Arménie : s’éloigner, progressivement, de la Russie

L'Arménie et la Russie partagent une longue histoire d'alliance stratégique, marquée par des décennies de coopération militaire, politique et économique. Cependant, les récentes évolutions géopolitiques et les changements dans les dynamiques régionales ont conduit à un éloignement progressif de l'Arménie de son allié traditionnel, au profit de l’Europe et des États- Unis.


Opéra de Erevan.Le processus en cours initié par Erevan et alimenté par des désillusions croissantes quant à la capacité de la Russie à garantir la sécurité de l’Arménie se traduit par une série de décisions politiques et de réorientations stratégiques. Confrontée à des menaces extérieures persistantes de la part de la Turquie et de l’Azerbaïdjan et à des opportunités de diversification de ses partenariats internationaux, l’Arménie explore de nouvelles voies pour assurer sa souveraineté et son développement économique. Cette transition se traduit par un tournant crucial dans les relations arméno-russes, soulevant des questions quant à l'avenir de l'influence russe dans le Caucase et à la stabilité de la région.
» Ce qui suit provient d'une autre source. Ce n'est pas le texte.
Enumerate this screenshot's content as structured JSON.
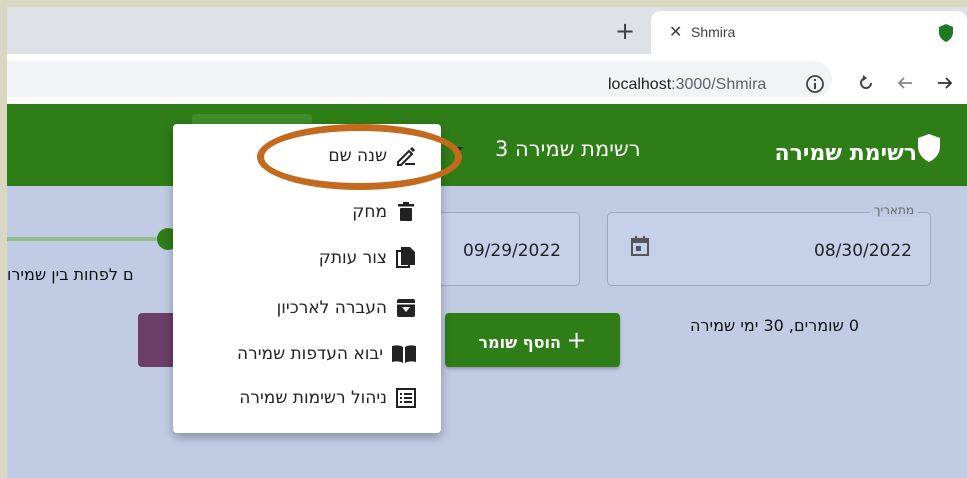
{
  "browser": {
    "tab_title": "Shmira",
    "url_host": "localhost",
    "url_path": ":3000/Shmira"
  },
  "app": {
    "title": "רשימת שמירה",
    "list_name": "רשימת שמירה 3",
    "brand_color": "#2e7d17"
  },
  "form": {
    "from_label": "מתאריך",
    "from_value": "08/30/2022",
    "to_value": "09/29/2022",
    "summary": "0 שומרים, 30 ימי שמירה",
    "add_button": "הוסף שומר",
    "slider_label": "ם לפחות בין שמירו"
  },
  "menu": {
    "items": [
      {
        "label": "שנה שם",
        "icon": "pencil-icon"
      },
      {
        "label": "מחק",
        "icon": "trash-icon"
      },
      {
        "label": "צור עותק",
        "icon": "copy-icon"
      },
      {
        "label": "העברה לארכיון",
        "icon": "archive-icon"
      },
      {
        "label": "יבוא העדפות שמירה",
        "icon": "book-icon"
      },
      {
        "label": "ניהול רשימות שמירה",
        "icon": "list-icon"
      }
    ]
  },
  "annotation_color": "#c46a1f"
}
Une alliance historique aujourd’hui modeste

En 2013, lors de sa visite à la base militaire russe de Gyumri en Arménie, Vladimir Poutine déclarait que « la Russie ne partirait jamais d'ici et qu'au contraire elle allait renforcer ses positions ». À cette époque, les deux nations étaient liées par un traité d'amitié, de coopération et de soutien mutuel signé en 1997. Aujourd’hui, la position russe en Arménie et dans la région semble plus fragile que jamais. L'idée d'une adhésion à l'Union européenne gagne du terrain en Arménie et des mesures contre la présence russe ont commencé à être prises. Par exemple, le Premier ministre arménien Nikol Pachinian a engagé le processus de départ des services de douane russe, présents à l'aéroport de Erevan depuis les années 1990.

La 102ème base, située à Gyumri, deuxième ville la plus peuplée du pays, est la plus importante base militaire russe d’Arménie. Située à proximité de la frontière turque, cette base a historiquement joué un rôle défensif contre l'Empire ottoman et, plus tard, pendant la guerre froide.  La ville de Gyumri a en effet toujours eu un rôle stratégique en tant que bastion défensif contre les empires étrangers. Pendant la guerre froide, c'était l'un des rares endroits où l'Union soviétique partageait une frontière directe avec un pays de l'OTAN, à savoir la Turquie. Aujourd'hui, cette base est censée être une garantie de sécurité pour l'Arménie face à son voisin turc. Pourtant, en raison de la vétusté des équipements et du nombre limité de troupes, cette garantie est de plus en plus remise en question. Selon Levon Barseghian, professeur d’économie à Cornell University, cette frontière avec la Turquie constitue le « dernier morceau du rideau de fer » . Cependant, les équipements de cette base sont vieux de plusieurs décennies, avec des tanks T-72, des systèmes de défense anti-aérienne S-300 et des avions de chasse MIG-29. Selon l'analyste militaire Leonid Nersisian, les forces russes, limitées, sont essentiellement symboliques.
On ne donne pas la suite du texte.